QUOTES: J.J. Abrams and Bret Easton Ellis.
Cheating is humiliating. No matter what form it takes. Skipping ahead—even without the help of someone in Underoos—lessens the experience. Diminishes the joy. Makes the accomplishment that much duller.
Perhaps that’s why mystery, now more than ever, has special meaning. Because it’s the anomaly, the glaring affirmation that the Age of Immediacy has a meaningful downside. Mystery demands that you stop and consider—or, at the very least, slow down and discover. It’s a challenge to get there yourself, on its terms, not yours.
It turns out the 7-year-old was right. His tip finally worked, and Greg and I finished the game that day. But I’d traded any true satisfaction for a cheat. I can’t even remember seeing that end screen.
The point is, we should never underestimate process. The experience of the doing really is everything. The ending should be the end of that experience, not the experience itself.

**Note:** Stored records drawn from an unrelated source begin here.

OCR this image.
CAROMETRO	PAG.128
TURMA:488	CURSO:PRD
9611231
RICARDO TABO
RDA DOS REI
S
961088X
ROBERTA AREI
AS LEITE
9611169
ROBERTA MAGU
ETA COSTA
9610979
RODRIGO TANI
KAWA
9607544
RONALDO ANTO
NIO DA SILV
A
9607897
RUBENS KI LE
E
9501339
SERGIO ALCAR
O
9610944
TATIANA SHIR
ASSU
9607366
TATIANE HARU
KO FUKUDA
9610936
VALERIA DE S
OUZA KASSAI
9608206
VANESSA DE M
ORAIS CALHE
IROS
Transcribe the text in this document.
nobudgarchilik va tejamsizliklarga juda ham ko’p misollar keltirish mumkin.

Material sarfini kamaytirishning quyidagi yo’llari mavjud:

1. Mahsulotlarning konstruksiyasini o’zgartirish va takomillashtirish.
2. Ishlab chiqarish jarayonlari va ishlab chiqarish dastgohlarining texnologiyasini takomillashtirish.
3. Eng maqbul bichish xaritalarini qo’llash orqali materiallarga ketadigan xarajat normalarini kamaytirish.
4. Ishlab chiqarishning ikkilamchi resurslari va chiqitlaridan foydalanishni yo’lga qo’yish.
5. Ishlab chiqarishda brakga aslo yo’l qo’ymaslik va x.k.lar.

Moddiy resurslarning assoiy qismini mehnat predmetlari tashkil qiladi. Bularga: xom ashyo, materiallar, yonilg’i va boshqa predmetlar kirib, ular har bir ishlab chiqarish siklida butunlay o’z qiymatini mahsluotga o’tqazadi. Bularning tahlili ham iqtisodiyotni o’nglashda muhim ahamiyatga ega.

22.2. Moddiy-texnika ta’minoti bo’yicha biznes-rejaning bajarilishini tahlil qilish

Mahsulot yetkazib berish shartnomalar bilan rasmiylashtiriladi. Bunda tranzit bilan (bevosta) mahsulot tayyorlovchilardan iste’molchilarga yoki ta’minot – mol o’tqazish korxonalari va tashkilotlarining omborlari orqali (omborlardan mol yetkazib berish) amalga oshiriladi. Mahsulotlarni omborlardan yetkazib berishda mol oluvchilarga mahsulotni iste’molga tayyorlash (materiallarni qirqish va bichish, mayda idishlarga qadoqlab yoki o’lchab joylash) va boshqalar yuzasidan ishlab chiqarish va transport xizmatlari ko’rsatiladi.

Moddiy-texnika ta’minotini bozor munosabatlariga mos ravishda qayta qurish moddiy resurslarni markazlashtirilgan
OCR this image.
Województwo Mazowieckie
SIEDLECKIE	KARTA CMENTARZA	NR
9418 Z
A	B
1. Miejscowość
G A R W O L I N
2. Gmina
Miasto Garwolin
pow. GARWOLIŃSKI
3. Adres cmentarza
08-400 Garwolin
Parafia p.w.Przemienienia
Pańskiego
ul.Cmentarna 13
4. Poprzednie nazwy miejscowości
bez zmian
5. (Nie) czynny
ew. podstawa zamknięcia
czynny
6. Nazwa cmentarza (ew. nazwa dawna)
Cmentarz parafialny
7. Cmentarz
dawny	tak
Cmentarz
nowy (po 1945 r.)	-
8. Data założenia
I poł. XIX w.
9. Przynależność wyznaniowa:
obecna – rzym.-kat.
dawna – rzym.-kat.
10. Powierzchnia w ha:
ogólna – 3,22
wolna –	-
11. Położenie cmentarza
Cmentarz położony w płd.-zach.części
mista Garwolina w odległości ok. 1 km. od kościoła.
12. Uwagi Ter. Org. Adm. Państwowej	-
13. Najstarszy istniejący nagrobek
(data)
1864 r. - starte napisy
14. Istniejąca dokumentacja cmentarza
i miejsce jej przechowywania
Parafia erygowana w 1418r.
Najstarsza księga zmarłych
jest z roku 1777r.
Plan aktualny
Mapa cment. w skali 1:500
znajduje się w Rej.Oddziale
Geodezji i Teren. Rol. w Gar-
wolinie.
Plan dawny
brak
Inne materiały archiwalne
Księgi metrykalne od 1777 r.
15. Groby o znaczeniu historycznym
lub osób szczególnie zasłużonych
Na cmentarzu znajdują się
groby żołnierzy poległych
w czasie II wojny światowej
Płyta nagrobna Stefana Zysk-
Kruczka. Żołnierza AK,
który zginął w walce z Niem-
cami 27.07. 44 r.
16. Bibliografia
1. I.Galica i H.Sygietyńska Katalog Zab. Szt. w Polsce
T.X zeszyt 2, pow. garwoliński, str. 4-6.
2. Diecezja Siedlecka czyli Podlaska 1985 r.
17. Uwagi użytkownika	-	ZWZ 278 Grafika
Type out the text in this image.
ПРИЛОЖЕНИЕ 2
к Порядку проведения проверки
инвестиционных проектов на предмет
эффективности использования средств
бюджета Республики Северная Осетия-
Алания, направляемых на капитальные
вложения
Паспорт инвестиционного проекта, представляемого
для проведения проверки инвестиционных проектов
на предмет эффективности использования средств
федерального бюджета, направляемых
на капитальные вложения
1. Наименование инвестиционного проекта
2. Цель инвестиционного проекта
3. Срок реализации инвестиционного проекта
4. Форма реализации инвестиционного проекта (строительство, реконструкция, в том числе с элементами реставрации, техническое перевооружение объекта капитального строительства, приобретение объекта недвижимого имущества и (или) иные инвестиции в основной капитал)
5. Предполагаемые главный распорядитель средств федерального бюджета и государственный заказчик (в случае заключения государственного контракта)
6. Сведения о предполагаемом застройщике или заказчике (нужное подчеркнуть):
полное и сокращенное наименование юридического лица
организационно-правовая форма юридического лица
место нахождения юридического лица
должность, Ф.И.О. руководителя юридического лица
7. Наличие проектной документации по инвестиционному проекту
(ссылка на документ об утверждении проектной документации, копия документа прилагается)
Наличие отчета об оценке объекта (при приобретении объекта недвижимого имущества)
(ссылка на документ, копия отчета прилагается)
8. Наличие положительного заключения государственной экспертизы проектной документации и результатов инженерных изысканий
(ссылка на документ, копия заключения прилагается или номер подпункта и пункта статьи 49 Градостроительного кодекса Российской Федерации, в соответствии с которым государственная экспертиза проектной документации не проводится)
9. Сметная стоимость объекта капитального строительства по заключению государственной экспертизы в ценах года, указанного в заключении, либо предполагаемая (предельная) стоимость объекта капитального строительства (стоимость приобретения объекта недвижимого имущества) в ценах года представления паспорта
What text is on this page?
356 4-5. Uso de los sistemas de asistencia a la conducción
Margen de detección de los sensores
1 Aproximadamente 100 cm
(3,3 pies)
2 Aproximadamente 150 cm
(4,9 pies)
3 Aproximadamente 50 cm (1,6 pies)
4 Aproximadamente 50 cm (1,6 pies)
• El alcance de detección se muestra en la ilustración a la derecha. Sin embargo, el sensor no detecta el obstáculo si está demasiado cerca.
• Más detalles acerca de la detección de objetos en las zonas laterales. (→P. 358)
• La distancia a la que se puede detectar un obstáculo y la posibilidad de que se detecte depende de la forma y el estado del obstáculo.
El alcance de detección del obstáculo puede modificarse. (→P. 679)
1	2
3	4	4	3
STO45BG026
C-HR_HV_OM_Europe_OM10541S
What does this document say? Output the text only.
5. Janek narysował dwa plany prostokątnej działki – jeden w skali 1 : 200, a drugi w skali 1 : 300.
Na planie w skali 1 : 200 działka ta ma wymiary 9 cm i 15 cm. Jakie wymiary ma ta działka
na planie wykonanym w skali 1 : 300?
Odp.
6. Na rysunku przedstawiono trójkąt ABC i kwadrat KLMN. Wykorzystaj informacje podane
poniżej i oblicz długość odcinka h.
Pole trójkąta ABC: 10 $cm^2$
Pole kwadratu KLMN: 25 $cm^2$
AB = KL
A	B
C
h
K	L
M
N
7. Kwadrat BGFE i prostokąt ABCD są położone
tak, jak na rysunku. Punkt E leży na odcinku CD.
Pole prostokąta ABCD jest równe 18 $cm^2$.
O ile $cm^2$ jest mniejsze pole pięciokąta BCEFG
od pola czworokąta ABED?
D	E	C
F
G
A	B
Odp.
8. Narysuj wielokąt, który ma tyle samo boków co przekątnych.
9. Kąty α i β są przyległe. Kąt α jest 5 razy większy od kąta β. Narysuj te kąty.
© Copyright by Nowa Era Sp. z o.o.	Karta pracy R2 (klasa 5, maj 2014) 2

So, if you’re still reading, I say please:
Dig.
J.J. Abrams is the creator of Alias, cocreator of Lost and Fringe, and director of the new Star Trek movie.
From the latest issue of Wired.
Yesterday, after a really shitty discussion that really made me buckle down, and feel my own shame as a person, I went for a walk, in search of this issue. I can’t remember the last time I bought a copy of Wired, but from all the stuff that I had been gathering that week on the issue–it seemed really cool. A Paul Pope short comic on Star Trek, and some other cool things that I’m blanking on. I’ve always been a big fan of J.J.’s work, starting with Felicity which came out my senior year of high school, and I took it a bit literally, thinking of it as a reality show for what next year was going to be like for me. Was it? No. Then Alias was exactly what I wanted in an action show and was one of only two shows I watched in college. The other was The West Wing. So, its safe to say that I’m a Abrams fanboy.
Along with Abrams the other writer I was really into during my undergrad days at St. Bonaventure was Bret Easton Ellis. In my sophomore year, I went crazy and read American Psycho, Rules of Attraction and Less Than Zero. In a recent interview with the A.V. Club, Ellis talked about movie adaptations of his work, and the most recent one The Informers.
AVC: How much does the finished film resemble the script?
BEE: Very little. [Laughs] Gregor would have to admit that too, and so would Marco. This is not me complaining. That’s the fact. The 95-minute version of The Informers is very different from this sprawling, epic movie that Nick and I had in mind when we wrote the script. For some people, that probably sounds like its own kind of hell, but there’s a lot more resolution in our script, and it was also kind of lighter, funnier, more Altman-esque. This is a very different creature. I like the movie. It is very different in terms of tone and style from the movie we were thinking of when we were writing the script. There’s also literally 40 or 50 minutes missing from it in terms of stories being resolved, and…
The Informers stars Billy Bob Thornton, Kim Basinger, Winona Ryder, Mickey Rourke and features Brad Renfro in his final performance. It looks terrible, but comes out this weekend around the corner from my apartment and is probably worth seeing. I’ve been going through movie withdrawal.